[spark] branch master updated: [SPARK-26078][SQL] Dedup self-join attributes on IN subqueries

wenchen Sat, 15 Dec 2018 18:59:10 -0800

This is an automated email from the ASF dual-hosted git repository.

wenchen pushed a commit to branch master
in repository https://gitbox.apache.org/repos/asf/spark.git



The following commit(s) were added to refs/heads/master by this push:
     new cd815ae  [SPARK-26078][SQL] Dedup self-join attributes on IN subqueries
cd815ae is described below

commit cd815ae6c5ce3edb8aec3add942549f76a20e586
Author: Marco Gaido <[email protected]>
AuthorDate: Sun Dec 16 10:57:11 2018 +0800

    [SPARK-26078][SQL] Dedup self-join attributes on IN subqueries
    
    ## What changes were proposed in this pull request?
    
    When there is a self-join as result of a IN subquery, the join condition 
may be invalid, resulting in trivially true predicates and return wrong results.
    
    The PR deduplicates the subquery output in order to avoid the issue.
    
    ## How was this patch tested?
    
    added UT
    
    Closes #23057 from mgaido91/SPARK-26078.
    
    Authored-by: Marco Gaido <[email protected]>
    Signed-off-by: Wenchen Fan <[email protected]>
---
 .../spark/sql/catalyst/optimizer/subquery.scala    | 99 +++++++++++++---------
 .../scala/org/apache/spark/sql/SubquerySuite.scala | 37 ++++++++
 2 files changed, 98 insertions(+), 38 deletions(-)

diff --git 
a/sql/catalyst/src/main/scala/org/apache/spark/sql/catalyst/optimizer/subquery.scala
 
b/sql/catalyst/src/main/scala/org/apache/spark/sql/catalyst/optimizer/subquery.scala
index e9b7a8b..34840c6 100644
--- 
a/sql/catalyst/src/main/scala/org/apache/spark/sql/catalyst/optimizer/subquery.scala
+++ 
b/sql/catalyst/src/main/scala/org/apache/spark/sql/catalyst/optimizer/subquery.scala
@@ -19,7 +19,7 @@ package org.apache.spark.sql.catalyst.optimizer
 
 import scala.collection.mutable.ArrayBuffer
 
-import org.apache.spark.sql.catalyst.InternalRow
+import org.apache.spark.sql.AnalysisException
 import org.apache.spark.sql.catalyst.expressions._
 import org.apache.spark.sql.catalyst.expressions.SubExprUtils._
 import org.apache.spark.sql.catalyst.expressions.aggregate._
@@ -43,31 +43,53 @@ import org.apache.spark.sql.types._
  *    condition.
  */
 object RewritePredicateSubquery extends Rule[LogicalPlan] with PredicateHelper 
{
-  private def dedupJoin(joinPlan: LogicalPlan): LogicalPlan = joinPlan match {
+
+  private def buildJoin(
+      outerPlan: LogicalPlan,
+      subplan: LogicalPlan,
+      joinType: JoinType,
+      condition: Option[Expression]): Join = {
+    // Deduplicate conflicting attributes if any.
+    val dedupSubplan = dedupSubqueryOnSelfJoin(outerPlan, subplan, None, 
condition)
+    Join(outerPlan, dedupSubplan, joinType, condition)
+  }
+
+  private def dedupSubqueryOnSelfJoin(
+      outerPlan: LogicalPlan,
+      subplan: LogicalPlan,
+      valuesOpt: Option[Seq[Expression]],
+      condition: Option[Expression] = None): LogicalPlan = {
     // SPARK-21835: It is possibly that the two sides of the join have 
conflicting attributes,
     // the produced join then becomes unresolved and break structural 
integrity.
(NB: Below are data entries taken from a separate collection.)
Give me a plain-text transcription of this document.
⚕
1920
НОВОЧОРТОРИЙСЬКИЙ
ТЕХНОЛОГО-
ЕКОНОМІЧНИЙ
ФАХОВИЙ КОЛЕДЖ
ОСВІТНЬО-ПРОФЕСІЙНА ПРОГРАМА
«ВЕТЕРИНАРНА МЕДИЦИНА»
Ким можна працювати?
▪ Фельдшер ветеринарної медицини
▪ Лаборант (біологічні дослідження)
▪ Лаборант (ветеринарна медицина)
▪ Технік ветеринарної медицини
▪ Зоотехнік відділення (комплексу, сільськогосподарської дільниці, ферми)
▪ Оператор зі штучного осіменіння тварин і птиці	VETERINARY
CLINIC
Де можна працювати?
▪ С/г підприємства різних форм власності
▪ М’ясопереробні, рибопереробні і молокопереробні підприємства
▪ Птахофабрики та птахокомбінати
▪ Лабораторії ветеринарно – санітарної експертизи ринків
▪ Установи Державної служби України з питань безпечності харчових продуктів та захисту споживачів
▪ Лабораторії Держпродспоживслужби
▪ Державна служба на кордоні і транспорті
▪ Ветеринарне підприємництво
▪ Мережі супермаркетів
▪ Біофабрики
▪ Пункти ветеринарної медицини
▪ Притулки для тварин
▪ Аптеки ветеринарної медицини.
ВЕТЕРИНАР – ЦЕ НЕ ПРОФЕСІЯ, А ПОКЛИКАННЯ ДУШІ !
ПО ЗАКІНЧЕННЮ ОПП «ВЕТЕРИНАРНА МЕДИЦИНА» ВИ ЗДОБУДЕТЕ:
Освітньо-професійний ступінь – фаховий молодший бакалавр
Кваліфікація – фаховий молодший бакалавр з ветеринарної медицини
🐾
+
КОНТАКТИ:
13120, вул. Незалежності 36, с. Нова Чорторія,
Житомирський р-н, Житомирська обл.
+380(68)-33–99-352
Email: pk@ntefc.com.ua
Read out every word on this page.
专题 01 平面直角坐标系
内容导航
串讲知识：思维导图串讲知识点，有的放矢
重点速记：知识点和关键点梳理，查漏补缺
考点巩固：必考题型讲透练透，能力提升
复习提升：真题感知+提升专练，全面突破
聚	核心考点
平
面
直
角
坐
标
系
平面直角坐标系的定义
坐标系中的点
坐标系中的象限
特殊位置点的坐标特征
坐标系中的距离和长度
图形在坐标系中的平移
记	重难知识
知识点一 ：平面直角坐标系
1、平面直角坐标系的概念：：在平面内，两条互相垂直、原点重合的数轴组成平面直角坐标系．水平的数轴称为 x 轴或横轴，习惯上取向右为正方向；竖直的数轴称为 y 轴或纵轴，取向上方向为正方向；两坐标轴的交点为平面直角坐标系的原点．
We should
-    // de-duplicate conflicting attributes. We don't use transformation here 
because we only
-    // care about the most top join converted from correlated predicate 
subquery.
-    case j @ Join(left, right, joinType @ (LeftSemi | LeftAnti | 
ExistenceJoin(_)), joinCond) =>
-      val duplicates = right.outputSet.intersect(left.outputSet)
-      if (duplicates.nonEmpty) {
-        val aliasMap = AttributeMap(duplicates.map { dup =>
-          dup -> Alias(dup, dup.toString)()
-        }.toSeq)
-        val aliasedExpressions = right.output.map { ref =>
-          aliasMap.getOrElse(ref, ref)
-        }
-        val newRight = Project(aliasedExpressions, right)
-        val newJoinCond = joinCond.map { condExpr =>
-          condExpr transform {
-            case a: Attribute => aliasMap.getOrElse(a, a).toAttribute
+    // de-duplicate conflicting attributes.
+    // SPARK-26078: it may also happen that the subquery has conflicting 
attributes with the outer
+    // values. In this case, the resulting join would contain trivially true 
conditions (eg.
+    // id#3 = id#3) which cannot be de-duplicated after. In this method, if 
there are conflicting
+    // attributes in the join condition, the subquery's conflicting attributes 
are changed using
+    // a projection which aliases them and resolves the problem.
+    val outerReferences = valuesOpt.map(values =>
+      
AttributeSet.fromAttributeSets(values.map(_.references))).getOrElse(AttributeSet.empty)
+    val outerRefs = outerPlan.outputSet ++ outerReferences
+    val duplicates = outerRefs.intersect(subplan.outputSet)
+    if (duplicates.nonEmpty) {
+      condition.foreach { e =>
+          val conflictingAttrs = e.references.intersect(duplicates)
+          if (conflictingAttrs.nonEmpty) {
+            throw new AnalysisException("Found conflicting attributes " +
+              s"${conflictingAttrs.mkString(",")} in the condition joining 
outer plan:\n  " +
+              s"$outerPlan\nand subplan:\n  $subplan")
           }
-        }
-        Join(left, newRight, joinType, newJoinCond)
-      } else {
-        j
       }
-    case _ => joinPlan
+      val rewrites = AttributeMap(duplicates.map { dup =>
+        dup -> Alias(dup, dup.toString)()
+      }.toSeq)
+      val aliasedExpressions = subplan.output.map { ref =>
+        rewrites.getOrElse(ref, ref)
+      }
+      Project(aliasedExpressions, subplan)
+    } else {
+      subplan
+    }
   }
 
   def apply(plan: LogicalPlan): LogicalPlan = plan transform {
@@ -85,17 +107,16 @@ object RewritePredicateSubquery extends Rule[LogicalPlan] 
with PredicateHelper {
       withSubquery.foldLeft(newFilter) {
         case (p, Exists(sub, conditions, _)) =>
           val (joinCond, outerPlan) = rewriteExistentialExpr(conditions, p)
-          // Deduplicate conflicting attributes if any.
-          dedupJoin(Join(outerPlan, sub, LeftSemi, joinCond))
+          buildJoin(outerPlan, sub, LeftSemi, joinCond)
         case (p, Not(Exists(sub, conditions, _))) =>
           val (joinCond, outerPlan) = rewriteExistentialExpr(conditions, p)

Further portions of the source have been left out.